Collingswood Mayor Jim Maley has been bragging that the Standard & Poor's credit agency last week gave Collingswood borough an AA rating, just two notches below its highest level and about what you might expect from a solid suburban town where investors have lately been rehabbing and upgrading the aging downtown and adding market-priced apartments..

By contrast, Moody's Investors Service just rated $29 million in Collingswood debt several notches lower, at Baa2 (corrected). And that's progress, by Moody's standards: Moody's cut Collingswood's rating six notches, to junk bond status, two years ago as it struggled to refinance a failing apartment complex. This is the second measured improvement in Collingswood's Moody's rating since the big cut temporarily put the borough off limits to conservative investors.
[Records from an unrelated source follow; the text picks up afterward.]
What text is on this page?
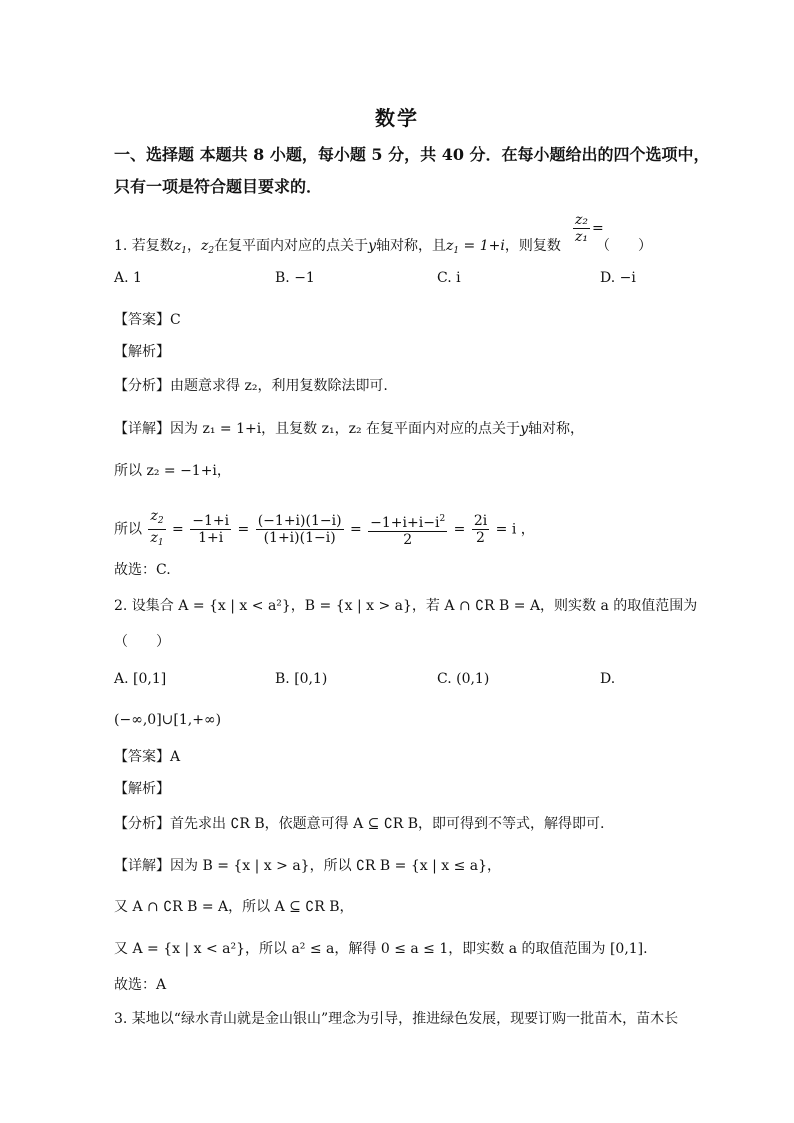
数学
一、选择题 本题共 8 小题，每小题 5 分，共 40 分．在每小题给出的四个选项中，
只有一项是符合题目要求的．
1. 若复数$z_1$，$z_2$在复平面内对应的点关于y轴对称，且$z_1 = 1+i$，则复数
$\frac{\text{z₂}}{\text{z₁}}$ =
（　　）
A. 1	B. −1	C. i	D. −i
【答案】C
【解析】
【分析】由题意求得 z₂，利用复数除法即可.
【详解】因为 z₁ = 1+i，且复数 z₁，z₂ 在复平面内对应的点关于y轴对称，
所以 z₂ = −1+i，
所以 $\frac{z_2}{z_1} = \frac{-1+i}{1+i} = \frac{(-1+i)(1-i)}{(1+i)(1-i)} = \frac{-1+i+i-i^2}{2} = \frac{2i}{2} = i$ ，
故选：C.
2. 设集合 A = {x | x < a²}，B = {x | x > a}，若 A ∩ ∁R B = A，则实数 a 的取值范围为
（　　）
A. [0,1]	B. [0,1)	C. (0,1)	D.
(−∞,0]∪[1,+∞)
【答案】A
【解析】
【分析】首先求出 ∁R B，依题意可得 A ⊆ ∁R B，即可得到不等式，解得即可.
【详解】因为 B = {x | x > a}，所以 ∁R B = {x | x ≤ a}，
又 A ∩ ∁R B = A，所以 A ⊆ ∁R B，
又 A = {x | x < a²}，所以 a² ≤ a，解得 0 ≤ a ≤ 1，即实数 a 的取值范围为 [0,1].
故选：A
3. 某地以“绿水青山就是金山银山”理念为引导，推进绿色发展，现要订购一批苗木，苗木长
Moody's says borough debt is now a mainstream bet again, but not quite back to very-low-risk status.

In her report yesterday, Moody's analyst Josellyn Yousef cited "reduced undertainty" about the apartment debt, given the low interest rates Collingswood has been able to command from investors, the borough's tighter new financial management practices and its "demonstrated committment to reducing its debt burden" under Mayor Maley by putting some property sale revenue in escrow instead of spending it all. But she also warned that Collingswood's bond payments still eat up a "very high" 18.7% of the borough's budget, leaving the town's debt vulnerable to another credit-market slowdown. Though isn't everyone who's still leveraged, after years of near-record low rates?